Non è ancora possibile porre la parola “fine” all’operazione denominata "Sisifo" scattata la notte del 7 marzo 2007 quando la Guardia di Finanza di Lamezia Terme arrestò 7 soggetti poiché ritenuti responsabili di avere posto sotto usura un imprenditore lametino operante nell’impiantistica elettrica che versava in stato di bisogno.

 

Gli indagati Salatino Antonio, Trovato Concetto, Giampà Vincenzo, Notarianni Rosario, Notarianni Giovanni, Greco Sergio e Olandini Francesco avevano chiesto ed ottenuto di essere giudicati con rito abbreviato.

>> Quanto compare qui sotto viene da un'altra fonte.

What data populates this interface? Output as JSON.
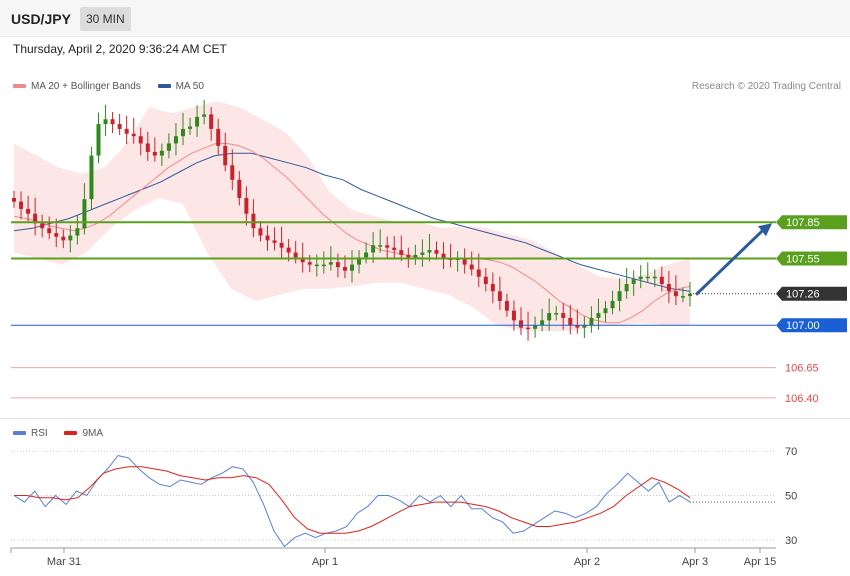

Il gup del Tribunale di Lamezia Terme il 18 marzo 2008 ha condannato Giampà Vincenzo ad anni 7 e mesi 4 di reclusione ed euro 1.400,00 di multa; Greco Sergio ad anni 5 di reclusione ed euro 12.000,00 di multa; Trovato Concetto ad anni 4 e mesi 2 di reclusione ed euro 10.000,00 di multa; Salatino Antonio ad anni 4 di reclusione ed euro 10.000,00 di multa; Notarianni Rosario ad anni 3 e mesi 4 di reclusione ed euro 6.000,00 di multa; Notarianni Gianluca ad anni 3 di reclusione ed euro 6.000,00 di multa; Olandini Francesco ad anni 3 di reclusione ed euro 6.000,00 di multa, disponendo altresì la confisca dei beni degli imputati.

 

La Corte d’Appello di Catanzaro, con sentenza del 13 marzo 2009 ha però assolto tutti gli imputati, rimettendoli in libertà dopo due anni di custodia cautelare in carcere, accogliendo l’eccezione difensiva secondo cui le dichiarazioni accusatorie rese dalla persona offesa, Pasquale Miscimarra, erano inutilizzabili per un vizio procedurale, in quanto questi doveva essere sentito come indagato in procedimento connesso con la presenza di un difensore, e non invece come persona informata sui fatti.

 

Il procuratore generale di Catanzaro ha quindi proposto ricorso per Cassazione e la Suprema Corte, con sentenza datata 1 ottobre 2010, ha annullato le assoluzioni ritenendo che le dichiarazioni della persona offesa fossero invece valide, per cui gli imputati (che comunque restavano a piede libero) dovevano essere nuovamente processati. Il nuovo processo di appello si è concluso con sentenza del 20 luglio 2016, con la quale la Corte di Appello di Catanzaro ha confermato integralmente la sentenza di condanna di primo grado nei confronti di tutti gli imputati, nonché la confisca che con la stessa era stata disposta.

 

Quasi tutti gli imputati hanno proposto ricorso per cassazione e la sesta sezione penale della Suprema Corte ha ora integralmente accolto il ricorso proposto nell'interesse di Notarianni Rosario, difeso dall'avvocato Aldo Ferraro, disponendo che debba essere celebrato un nuovo processo di appello per verificare se, come dedotto dalla difesa, vi siano stati o meno interessi oltre il tasso-soglia fissato dalla legge, che i giudici di appello non avevano considerato nonostante la richiesta della difesa lo avesse chiesto. Accolto anche il ricorso proposto da Trovato Concetto, difeso dagli avvocati Antonio Larussa e Giovanni Aricò, disponendo l'annullamento senza rinvio per un capo d'imputazione perché estinto per prescrizione, l'annullamento con rinvio per un secondo capo di imputazione, nonché l'annullamento della confisca, con rinvio ad altra sezione della Corte di Appello per rideterminare la pena essendo stato confermata la condanna per un terzo capo d'imputazione. Accolto pure il ricorso proposto da Giampà Vincenzo, difeso dall'avvocato Pino Spinelli, in relazione alla recidiva nonché in relazione alla disposta confisca, con rinvio ad altra sezione della Corte di Appello di Catanzaro per rideterminare la pena. Accolti, infine, i ricorsi proposti da Salatino Antonio, Greco Sergio, e Olandini Francesco in relazione alla disposta confisca, rimandando gli atti alla Corte di Appello di Catanzaro per compiere una nuova valutazione sul punto.

Nel resto sono stati rigettati i ricorsi proposti dagli altri imputati.

Nel collegio difensivo vi sono gli avvocati: Aldo Ferraro, Antonio Larussa, Pino Spinelli, Lucio Canzoniere, Giovanni Aricò, Gianluca Careri.